Monday, April 29, 2013

Huge Quilt Block Squaring Up - one way how

Boy has it been a busy month!

There has been a lot of this going on.....all three boys moved bedrooms.....much cleaning and painting, getting things ready for the baby.

(Becket was super excited to help paint his new room.  Being unable to hand over control of stuff, I didn't want him to REALLY paint the wall.  So I gave him a small trim roller for his paint.  He worked happily away for a long time, then we re-coated the area for a solid look later.)

I've actually done a decent amount of quilt and baby sewing as well. Just haven't had the time to photo and post them yet.

But, I got an email asking about how I squared up my large, purple quilt blocks - they were larger than my biggest square ruler. I already had several pictures on my computer, and have ditched the photoshop editing part of my process in the interest of actually getting this posted!

The challenge here is a block that needs to be 24.5" square, my largest square ruler being 16.5".

Also, for the finished quilt to look just right, the white sashing needed to be perfectly centered in both directions.

To get all this done, I used a largish square ruler, my cutting mat, and a couple other 26"+ long, narrow rulers.

Start by marking what you want to be the center, on one of the block's edges.

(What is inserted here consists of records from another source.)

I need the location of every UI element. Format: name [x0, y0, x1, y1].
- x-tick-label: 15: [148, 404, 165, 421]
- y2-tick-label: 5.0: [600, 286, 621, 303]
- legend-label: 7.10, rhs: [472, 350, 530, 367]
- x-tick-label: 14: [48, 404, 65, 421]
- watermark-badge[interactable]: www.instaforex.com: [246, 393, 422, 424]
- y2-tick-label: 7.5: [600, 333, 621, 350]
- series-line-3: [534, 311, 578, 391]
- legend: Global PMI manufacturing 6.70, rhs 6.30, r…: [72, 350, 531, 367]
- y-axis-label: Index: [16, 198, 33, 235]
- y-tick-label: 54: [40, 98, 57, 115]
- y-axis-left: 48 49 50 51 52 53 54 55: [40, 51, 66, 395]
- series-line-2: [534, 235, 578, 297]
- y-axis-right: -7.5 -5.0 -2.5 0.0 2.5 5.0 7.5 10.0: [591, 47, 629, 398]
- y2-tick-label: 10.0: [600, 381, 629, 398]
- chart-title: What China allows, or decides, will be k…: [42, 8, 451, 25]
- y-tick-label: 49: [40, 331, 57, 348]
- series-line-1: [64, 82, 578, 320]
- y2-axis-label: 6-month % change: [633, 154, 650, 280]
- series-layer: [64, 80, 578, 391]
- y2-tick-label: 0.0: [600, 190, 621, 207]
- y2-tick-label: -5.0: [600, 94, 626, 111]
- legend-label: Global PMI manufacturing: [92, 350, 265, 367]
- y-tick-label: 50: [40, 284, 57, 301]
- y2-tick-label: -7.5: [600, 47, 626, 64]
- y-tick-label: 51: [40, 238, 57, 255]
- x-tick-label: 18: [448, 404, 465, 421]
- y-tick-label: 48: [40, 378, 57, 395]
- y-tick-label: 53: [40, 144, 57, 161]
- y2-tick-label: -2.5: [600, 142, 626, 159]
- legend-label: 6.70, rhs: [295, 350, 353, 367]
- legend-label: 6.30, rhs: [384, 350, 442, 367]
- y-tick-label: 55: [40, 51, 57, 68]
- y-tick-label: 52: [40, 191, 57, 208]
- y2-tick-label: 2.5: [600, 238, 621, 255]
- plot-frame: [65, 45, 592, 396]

You can see here that I used my Frixion pen.  Ironically, the email I got asking about how I accomplished this squaring up was asked by a quilter that had originally found my blog as she searched for information about the Frixion pen!  This is one of the two ways I actually DO use it on  my fabrics.  All the marks are in the seam allowance, or trimmed away.

My block needed to be 24.5" square, so I needed to measure OUT FROM this center point, half the size of my block - which is 12.25".

Please ignore the next two photos that need to rotate.   Part of the annoying blogger thing and how it randomly deals with unedited pictures.

I have my ruler lined up so that the 12.25 mark is at the center point of the block.  ALSO the vertical and horizontal are both aligned squarely.

Better view in that picture above - What is important is that those parts of the block are as near perfect in both directions.  That way the finished design looks like a square, and not a wacky, slanting rhombus or something.

Now, the tricky part.

Especially for those of us who are cursed with slipping ruler syndrome.

Hold your big square, and carefully slide a long ruler up against it, without shifting anything.  I would re-check the 12.25" mark and the squareness of that yellow ruler after getting the long ruler in place.

Oh, must be noted, I am right handed.  And I am totlaly unable to cut with my left.

If you can cut with your left, remove the first ruler (the square yellow one, in my case), hold the long ruler in place, and trim your block.

For myself, I carefully moved away the square, replaced it with yet another 26"+ long ruler - moved that second one out of the way - and then trimmed my block.

Did you get that?  It's a bit of swapping back and forth, and I'm lucky to have a big stack of rulers.

Those steps take the longest.  The point of them being getting yourself a starting point that puts the center exactly in the middle and the first edge perfectly square with your piecing.

Let's get the last three sides done.....

Using your cutting mat, line the nice edge you just made up with one of the ruled markings.

Check that it's nice and straight, top to bottom.

Count over to the other side, the full width of your finished block.

I had to go over 24.5"

Use a long ruler and the markings on your mat to perfectly cut the block, ending up with one set of perfectly parallel sides.

...Ugh, another sideways photo.....

Anyway, we are going to do the process again, for the last two sides.  WITH ONE DIFFERENCE.

After you mark the center of the sashing, you need to measure over that same half distance as before.  12.25" in my case.

INSTEAD of lining up your square ruler with the block piecing, you now line it up with one of the two sides we already cut.  I used two large squares to double check I was in exact center, because I'm Type A like that.  Do not freak out if your outside edge alignment and the block piecing alignment are just a bit off.  For me, an 1/8" drift was not visually obvious in the end.  I did have one mess of a block, I have no idea what I was doing as I pieced.  The sashing angled nearly 3/8" off center from side to side.  I re-made that block.

After you trim this third side, line it up on your cutting mat again and measure over the full block width for your last cut.

Ta-Da!  Perfectly square and centered, huge quilt block.

I'm thinking this all will make more sense if you are reading and cutting at the same time.  It's a bunch of shifting and rulers.  But I hope it helps!

Ask away with questions on any horribly confusing stuff, and I'll try to make things clear.